日経平均は反発。387.56円高の62805.44円(出来高概算13億2114万株)で前場の取引を終えている。
前日11日の米国株式市場は続伸。ダウ平均は95.31ドル高の49704.47ドル、ナスダックは27.05ポイント高の26274.13で取引を終了した。和平案を巡り合意に至らず、戦争長期化を警戒し、寄り付き後、下落。半導体関連が支え、相場は上昇に転じたものの、原油価格や金利の上昇を警戒し伸び悩んだ。終盤にかけ、企業決算を好感した買い、半導体などハイテクが押し上げ、相場は続伸。

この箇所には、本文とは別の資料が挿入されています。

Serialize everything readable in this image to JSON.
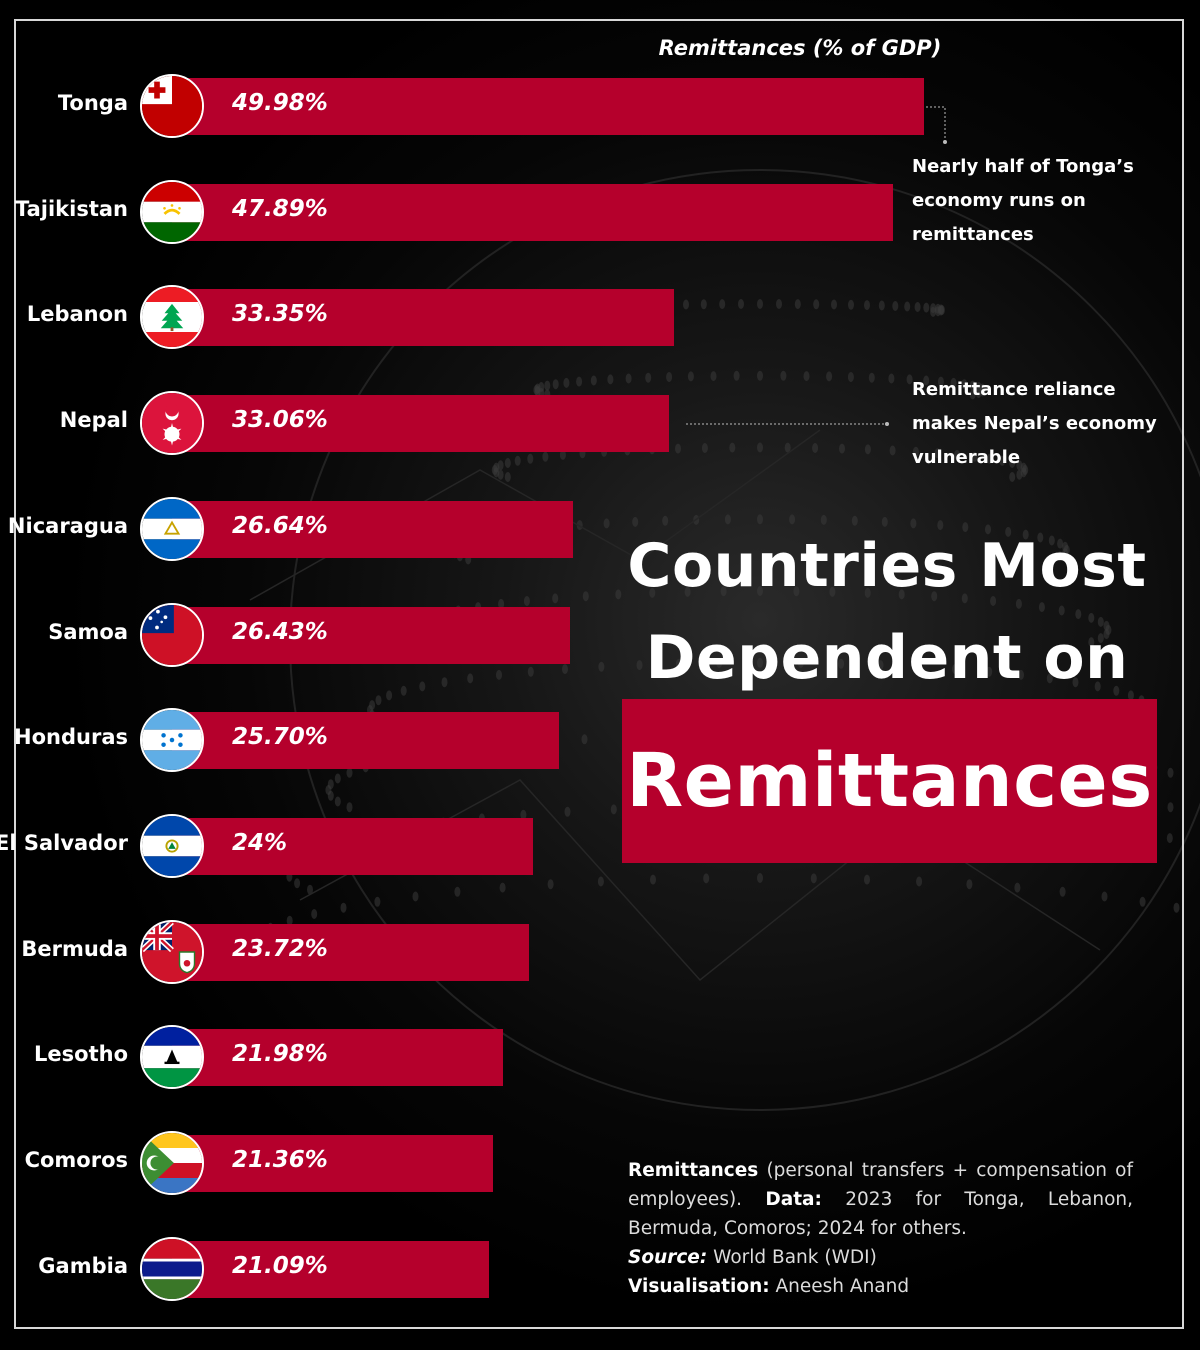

ナスダックは過去最高値を更新した。
米株式市場の動向を横目に、12日の日経平均は200.84円高の62618.72円と3日ぶり反発して取引を開始した。その後は上げ幅を縮小する動きが見えたものの、プラス圏で推移した。トランプ米大統領は、戦闘終結に向けた米国側の提案に対するイランの回答について「まったく受け入れられない」と自身のSNSに投稿したと報じられている。引き続き中東情勢には不透明感があるものの、東京市場も米国市場の流れを受けて、値がさハイテク株主導での上昇を見せた。
個別では、ソフトバンクG、イビデン、フジクラ、三菱商、村田製、住友電、三井物、オリックス、ソニーG、TDK、キオクシアHD、豊田通商、第一三共、ファナック、住友鉱などの銘柄が上昇。
一方、ファーストリテ、レーザーテック、リクルートHD、中外薬、信越化、テルモ、ダイキン、良品計画、ヤマハ、キーエンス、ディスコ、トヨタ、日東電、ベイカレントなどの銘柄が下落。
業種別では、その他金融業、石油・石炭製品、鉱業などが上昇した一方で、水産・農林業、小売業、空運業などが下落した。
後場の日経平均株価は、堅調な推移が見込まれる。前場は米ハイテク株高やナスダックの過去最高値更新を背景に、半導体関連株や商社株を中心に買いが優勢となった。特にソフトバンクGやイビデン、フジクラなど指数寄与度の高い銘柄の上昇が相場を押し上げた。一方で、一部主力株には利益確定売りも見られ、指数の上値を抑える場面もあった。後場は米長期金利や原油価格の動向、中東情勢を巡る報道に加え、為替相場の変動が引き続き注目される。先物主導による値動きが続く中、主力ハイテク株の動向が相場全体の方向性を左右しよう。